I am sorry to read about RP failure. The info you shared is evident of recurrence and you are now facing the need to decide on a salvage treatment. It may help to read about the experiences of others. Type this in a search engine: You Are Not Alone Now.
My case was similar to that of your husband’s, however my experience was 12 years ago when techniques and tests were different than the ones at present.
Back in 2000 (50 y/o) three weeks after surgery the first PSA was high at 0.18 and recurrence was declared at the 6-month mark with a PSA of 0.42. I was positive for extra capsular extensions too.
All scans were negative and doctors (MSKCC, JH, Japan) diagnosed me with Micrometastases. This is a condition where cancer forms colonies of tiny tumours difficult of being detected by traditional scans (CT, MRI, Bone scan). I looked for other means to locate the cancer (so that I would have it as a target where to direct radiation) but earlier (2001) Prostascint and PET scans were considered “impractical” because of the many false positive results. It seems that the cause was due to poor contrast agents and techniques used at that time. Now I also know that the resolution of the equipments do not catch small tumours with sizes of lesser than 1.5 to 2.0 mm.
Because of the low Gleason of my case (2+3), doctors recommended me Watchful Waiting (similar to the Active Surveillance of those times), and so I waited until 2006 before committing to salvage radiotherapy, even with negative image studies. I did SRT with a starting PSA of 3.8 ng/ml and that took me to a nadir of 0.05 at 13-months post RT.

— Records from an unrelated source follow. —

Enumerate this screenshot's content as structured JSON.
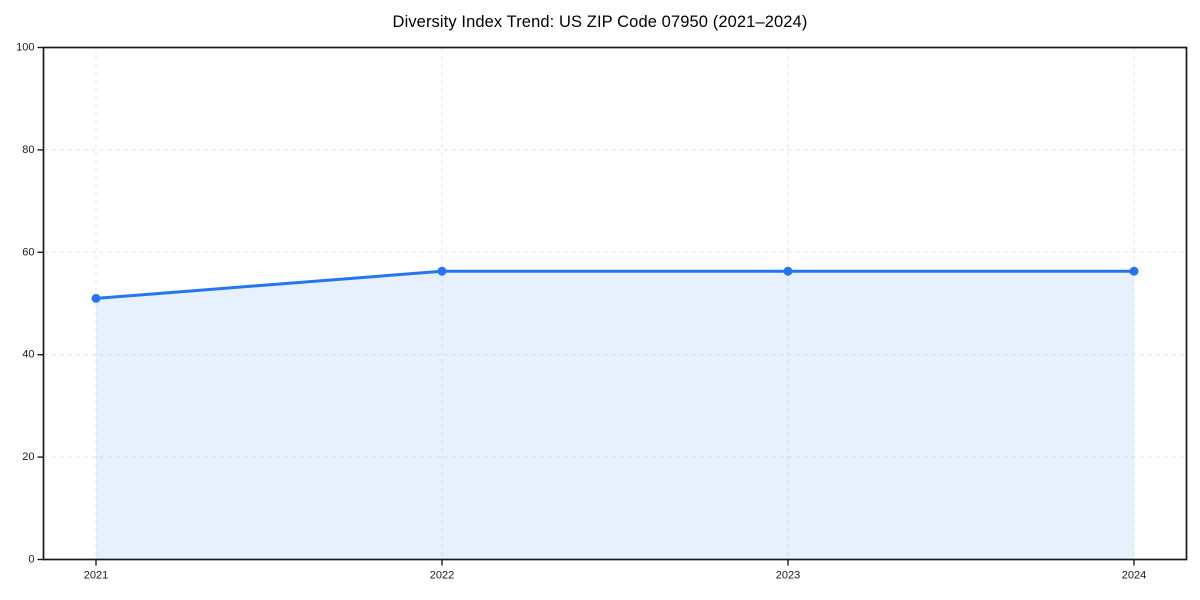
{
  "chart_data": {
    "type": "area",
    "title": "Diversity Index Trend: US ZIP Code 07950 (2021–2024)",
    "categories": [
      "2021",
      "2022",
      "2023",
      "2024"
    ],
    "series": [
      {
        "name": "Diversity Index",
        "values": [
          51,
          56.3,
          56.3,
          56.3
        ]
      }
    ],
    "xlabel": "",
    "ylabel": "",
    "ylim": [
      0,
      100
    ],
    "y_ticks": [
      0,
      20,
      40,
      60,
      80,
      100
    ],
    "grid": true,
    "grid_style": "dashed",
    "legend": "none",
    "marker": "circle",
    "colors": {
      "line": "#2575f0",
      "marker": "#2575f0",
      "area_fill": "#2575f0",
      "area_fill_rendered": "#e8f0fd",
      "grid": "#e3e3e3",
      "axis": "#1a1a1a",
      "tick_label": "#1a1a1a",
      "title": "#000000",
      "background": "#ffffff"
    }
  }
}
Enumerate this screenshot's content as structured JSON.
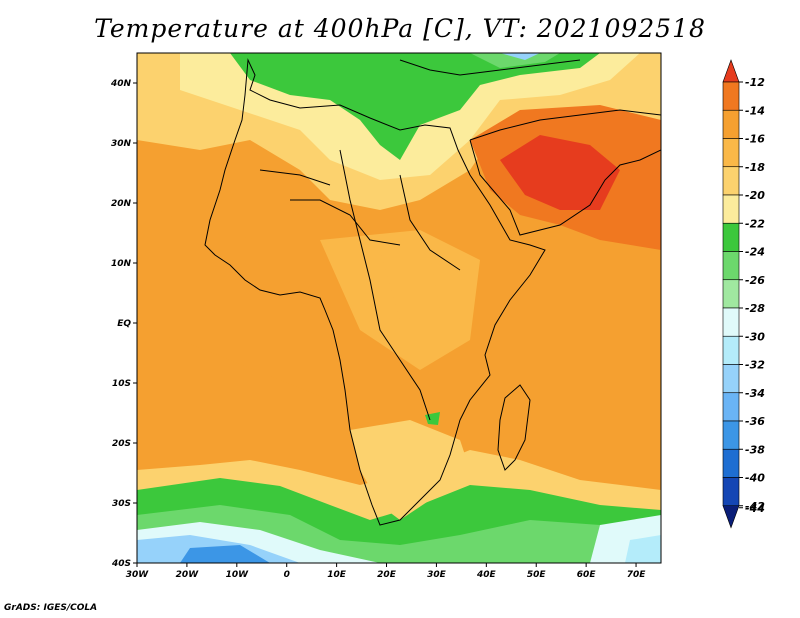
{
  "title": "Temperature at 400hPa [C], VT: 2021092518",
  "footer": "GrADS: IGES/COLA",
  "map": {
    "lon_range": [
      -30,
      75
    ],
    "lat_range": [
      -40,
      45
    ],
    "lat_ticks": [
      {
        "value": 40,
        "label": "40N"
      },
      {
        "value": 30,
        "label": "30N"
      },
      {
        "value": 20,
        "label": "20N"
      },
      {
        "value": 10,
        "label": "10N"
      },
      {
        "value": 0,
        "label": "EQ"
      },
      {
        "value": -10,
        "label": "10S"
      },
      {
        "value": -20,
        "label": "20S"
      },
      {
        "value": -30,
        "label": "30S"
      },
      {
        "value": -40,
        "label": "40S"
      }
    ],
    "lon_ticks": [
      {
        "value": -30,
        "label": "30W"
      },
      {
        "value": -20,
        "label": "20W"
      },
      {
        "value": -10,
        "label": "10W"
      },
      {
        "value": 0,
        "label": "0"
      },
      {
        "value": 10,
        "label": "10E"
      },
      {
        "value": 20,
        "label": "20E"
      },
      {
        "value": 30,
        "label": "30E"
      },
      {
        "value": 40,
        "label": "40E"
      },
      {
        "value": 50,
        "label": "50E"
      },
      {
        "value": 60,
        "label": "60E"
      },
      {
        "value": 70,
        "label": "70E"
      }
    ]
  },
  "colorbar": {
    "labels": [
      "-12",
      "-14",
      "-16",
      "-18",
      "-20",
      "-22",
      "-24",
      "-26",
      "-28",
      "-30",
      "-32",
      "-34",
      "-36",
      "-38",
      "-40",
      "-42",
      "-44"
    ],
    "colors": [
      "#e63c1e",
      "#f07820",
      "#f5a030",
      "#fab848",
      "#fcd26e",
      "#fcec9c",
      "#3cc83c",
      "#6cd86c",
      "#a0e8a0",
      "#e0fafa",
      "#b4ecfa",
      "#96d2fa",
      "#6ab4f5",
      "#3c96e6",
      "#1e6ed2",
      "#1446b4",
      "#0a1e78"
    ]
  }
}
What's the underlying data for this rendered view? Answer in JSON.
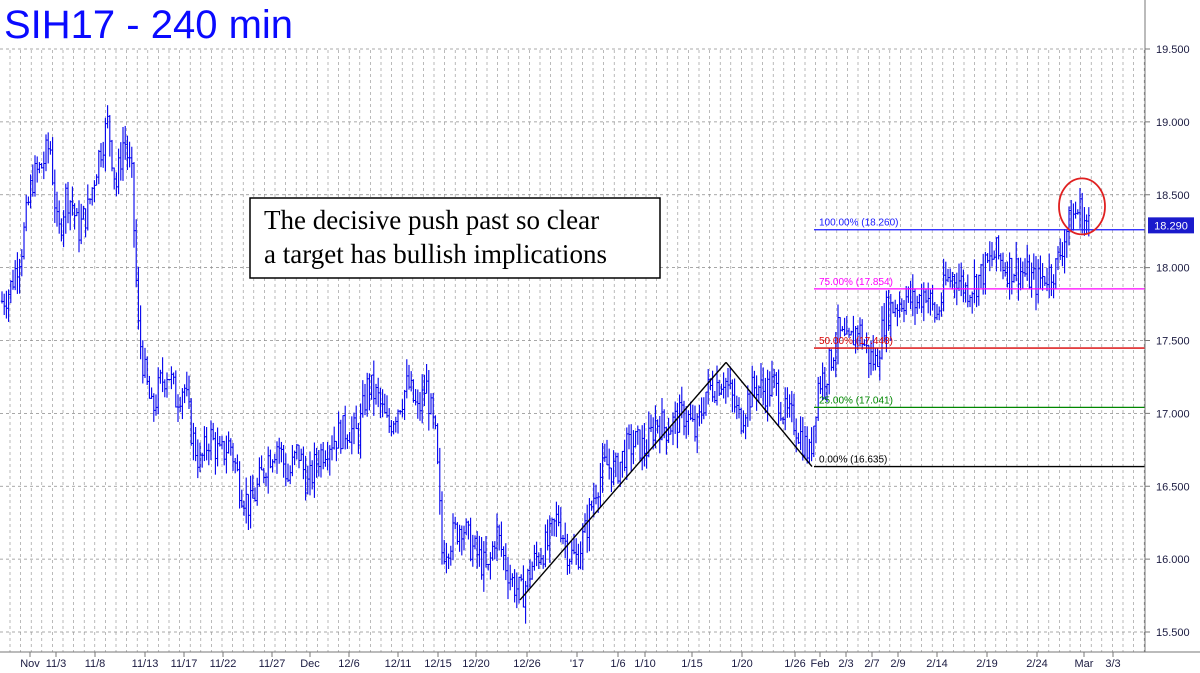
{
  "title": "SIH17 - 240 min",
  "annotation": {
    "lines": [
      "The decisive push past so clear",
      "a target has bullish implications"
    ]
  },
  "colors": {
    "title": "#0a0aff",
    "price": "#0000ee",
    "grid": "#8c8c8c",
    "fib_100": "#1a1aff",
    "fib_75": "#ff00ff",
    "fib_50": "#d80000",
    "fib_25": "#008800",
    "fib_0": "#000000",
    "circle": "#e02020",
    "last_price_bg": "#1a1acc"
  },
  "chart_data": {
    "type": "ohlc",
    "title": "SIH17 - 240 min",
    "ylim": [
      15.4,
      19.75
    ],
    "y_ticks": [
      "15.500",
      "16.000",
      "16.500",
      "17.000",
      "17.500",
      "18.000",
      "18.500",
      "19.000",
      "19.500"
    ],
    "x_tick_labels": [
      "Nov",
      "11/3",
      "11/8",
      "11/13",
      "11/17",
      "11/22",
      "11/27",
      "Dec",
      "12/6",
      "12/11",
      "12/15",
      "12/20",
      "12/26",
      "'17",
      "1/6",
      "1/10",
      "1/15",
      "1/20",
      "1/26",
      "Feb",
      "2/3",
      "2/7",
      "2/9",
      "2/14",
      "2/19",
      "2/24",
      "Mar",
      "3/3"
    ],
    "last_price": "18.290",
    "price_path": [
      [
        0,
        17.75
      ],
      [
        10,
        17.85
      ],
      [
        22,
        18.15
      ],
      [
        32,
        18.6
      ],
      [
        42,
        18.7
      ],
      [
        50,
        18.85
      ],
      [
        58,
        18.2
      ],
      [
        66,
        18.5
      ],
      [
        72,
        18.45
      ],
      [
        78,
        18.25
      ],
      [
        88,
        18.4
      ],
      [
        98,
        18.75
      ],
      [
        108,
        19.0
      ],
      [
        116,
        18.55
      ],
      [
        124,
        18.9
      ],
      [
        132,
        18.6
      ],
      [
        138,
        17.6
      ],
      [
        144,
        17.3
      ],
      [
        152,
        17.0
      ],
      [
        160,
        17.2
      ],
      [
        168,
        17.3
      ],
      [
        176,
        17.1
      ],
      [
        184,
        17.2
      ],
      [
        192,
        16.85
      ],
      [
        200,
        16.65
      ],
      [
        210,
        16.85
      ],
      [
        220,
        16.7
      ],
      [
        230,
        16.8
      ],
      [
        240,
        16.5
      ],
      [
        250,
        16.35
      ],
      [
        258,
        16.5
      ],
      [
        268,
        16.7
      ],
      [
        278,
        16.8
      ],
      [
        288,
        16.55
      ],
      [
        298,
        16.75
      ],
      [
        308,
        16.5
      ],
      [
        318,
        16.7
      ],
      [
        328,
        16.8
      ],
      [
        338,
        16.85
      ],
      [
        348,
        16.9
      ],
      [
        358,
        16.85
      ],
      [
        368,
        17.2
      ],
      [
        378,
        17.1
      ],
      [
        388,
        16.9
      ],
      [
        398,
        17.05
      ],
      [
        408,
        17.2
      ],
      [
        418,
        17.0
      ],
      [
        426,
        17.2
      ],
      [
        436,
        16.8
      ],
      [
        442,
        16.05
      ],
      [
        452,
        16.15
      ],
      [
        462,
        16.25
      ],
      [
        470,
        16.1
      ],
      [
        480,
        16.0
      ],
      [
        488,
        15.9
      ],
      [
        496,
        16.2
      ],
      [
        504,
        16.0
      ],
      [
        512,
        15.85
      ],
      [
        522,
        15.75
      ],
      [
        532,
        15.95
      ],
      [
        540,
        16.05
      ],
      [
        548,
        16.1
      ],
      [
        558,
        16.3
      ],
      [
        568,
        16.05
      ],
      [
        576,
        16.0
      ],
      [
        586,
        16.2
      ],
      [
        596,
        16.5
      ],
      [
        606,
        16.65
      ],
      [
        616,
        16.6
      ],
      [
        626,
        16.75
      ],
      [
        636,
        16.8
      ],
      [
        646,
        16.75
      ],
      [
        656,
        16.95
      ],
      [
        666,
        16.9
      ],
      [
        676,
        16.95
      ],
      [
        686,
        17.0
      ],
      [
        696,
        16.85
      ],
      [
        706,
        17.15
      ],
      [
        716,
        17.2
      ],
      [
        724,
        17.25
      ],
      [
        732,
        17.1
      ],
      [
        740,
        16.95
      ],
      [
        748,
        17.1
      ],
      [
        756,
        17.2
      ],
      [
        764,
        17.15
      ],
      [
        774,
        17.2
      ],
      [
        784,
        17.0
      ],
      [
        794,
        16.95
      ],
      [
        804,
        16.8
      ],
      [
        810,
        16.7
      ],
      [
        818,
        17.2
      ],
      [
        828,
        17.3
      ],
      [
        838,
        17.55
      ],
      [
        848,
        17.45
      ],
      [
        858,
        17.6
      ],
      [
        868,
        17.4
      ],
      [
        876,
        17.35
      ],
      [
        886,
        17.7
      ],
      [
        896,
        17.75
      ],
      [
        906,
        17.8
      ],
      [
        916,
        17.75
      ],
      [
        926,
        17.85
      ],
      [
        936,
        17.65
      ],
      [
        946,
        17.9
      ],
      [
        956,
        17.95
      ],
      [
        966,
        17.85
      ],
      [
        976,
        17.9
      ],
      [
        986,
        18.0
      ],
      [
        996,
        18.1
      ],
      [
        1006,
        18.0
      ],
      [
        1016,
        18.0
      ],
      [
        1026,
        17.95
      ],
      [
        1036,
        17.9
      ],
      [
        1046,
        17.95
      ],
      [
        1056,
        18.0
      ],
      [
        1064,
        18.2
      ],
      [
        1072,
        18.35
      ],
      [
        1080,
        18.4
      ],
      [
        1086,
        18.3
      ],
      [
        1090,
        18.29
      ]
    ],
    "pattern_lines": [
      [
        [
          520,
          15.72
        ],
        [
          726,
          17.35
        ]
      ],
      [
        [
          726,
          17.35
        ],
        [
          812,
          16.635
        ]
      ]
    ],
    "fib_levels": [
      {
        "label": "100.00% (18.260)",
        "value": 18.26,
        "color_key": "fib_100"
      },
      {
        "label": "75.00% (17.854)",
        "value": 17.854,
        "color_key": "fib_75"
      },
      {
        "label": "50.00% (17.448)",
        "value": 17.448,
        "color_key": "fib_50"
      },
      {
        "label": "25.00% (17.041)",
        "value": 17.041,
        "color_key": "fib_25"
      },
      {
        "label": "0.00% (16.635)",
        "value": 16.635,
        "color_key": "fib_0"
      }
    ],
    "highlight_circle": {
      "x": 1082,
      "value": 18.42
    }
  }
}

Recurrence became apparent again in 2010 which lead me to start hormonal treatment. You can read about my events after that in this link;
Newer contrast agents and testing techniques with crisscrossing information (PET + MRI or CT) or (MRI + MRSI) seem to give better results in image studies but they all require a certain tumour “size”. As commented by Allen there is a lot of uncertainty once one recurs from a major treatment. No one can say that by choosing a different approach the results would be better.
Doctors also do not know what exactly may be the outcomes from their suggestions and everything resumes to guessing. Their recommendations are based on past experiences from similar cases but no two cases are equal in prostate cancer affairs.
I would recommend you to consider Quality of Life and that you do researches on the side effects. They tend to superimpose the ones already in place. There are always things that one would not like to lose or trade.
You should also get second opinions from specialist in all fields. A radiation oncologist and/or medical oncologist may be proper for consultations on following treatments. Your husband got enough time to go through before commiting to any protocol. Do things coordinately and timely.
Wishing you find a decision suitable to both of you and the best of lucks.